Teoria da Lei Penal

Síntese histórica

A primeira manifestação de direito organizado na península ibérica – período visigótico – relativo ao Direito Penal foi o Código Visigótico, que tentava restringir o poder do imperador, e o máximo de obediência à lei, referência a incriminações de carácter doloso.

Influência árabe, período da reconquista, não há uma lei concreta.

No séc. XII e XIII, formas de organização do Estado – período afonsino. Concentra-se nos reis os poderes, tendo o mesmo monopólio do poder de punir. Há tentativas de organizar o poder – centralização do poder real, limitar as questões de justiça privada. Atribuir exclusividade de repressão pública. As penas eram marcadas por grande crueldade.

Nos livros das ordenações há uma linha idêntica na matéria de punição, estas ordenações mantiveram-se até ao séc. XIX (1852).

Características das ordenações:

–         Casuísmo: direito casuísta evolui na aplicação concreta de casos a caso;

–         Arbitrariedade: o juiz tinha uma longa margem de discricionariedade de fazer funcionar as penas daquele que estava perante si, as penas eram transmissíveis;

–         Desigualdade: as penas eram aplicadas em conformidade com a posição social do acusado.

Este período dura até ao constitucionalismo liberal[13]. Há uma tentativa de criação de um Código Penal em 1779, é inspirado pelos movimentos europeus de Direito Penal[14].

No séc.
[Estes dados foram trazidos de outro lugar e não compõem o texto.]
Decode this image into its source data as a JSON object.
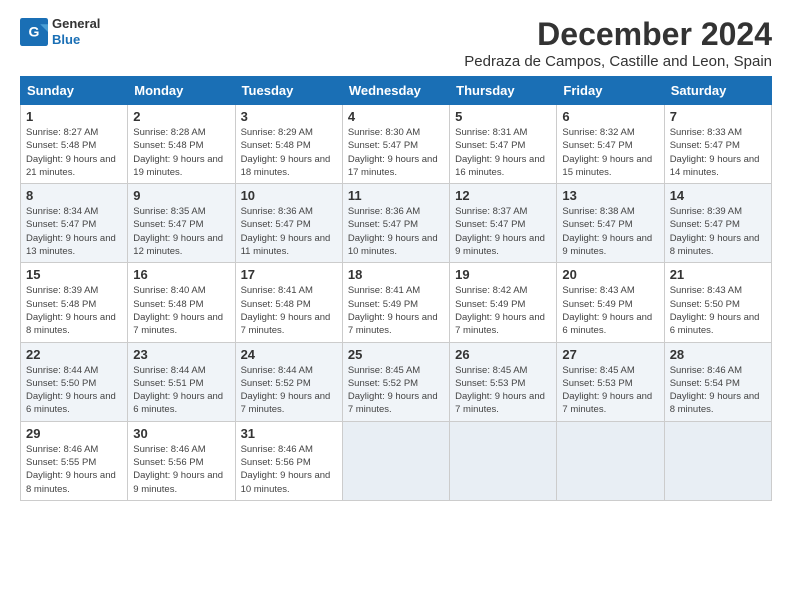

XIX – 1822 – com a constituição liberal vem reorganizar o Estado português – corte com o regime das ordenações contendo princípios de Direito Penal.

–         Princípio da humanização das penas passou a ser proibido certas penas cruéis;

–         Combater a desigualdade das penas;

–         Necessidade das penas;

–         Princípio da proporcionalidade das penas;

–         Acabar com a transmissibilidade da responsabilidade criminal.

Em 1852 é feito o primeiro Código Penal Português, transpõe para o Direito Penal os princípios penas consagrados.

Em 1886 é feito um novo Código Penal, não mais do que o Código Penal de 1852 com algumas alterações.

Em 1954 é reformado, autoria de Cavaleiro Ferreira.

O Código Penal de 1982 consiste nos projectos e ante-projectos do Prof. Eduardo Correia:

–         De 1963, no que à parte geral diz respeito;

–         De 1966, no que à parte especial diz respeito.

Sofre alterações em 1984 e uma profunda alteração de 195, dirigida por Figueiredo Dias, alteração à parte especial.

[13] Carta constitucional de 1822.

[14] Projecto de Melo Freir procura a humanidade das penas.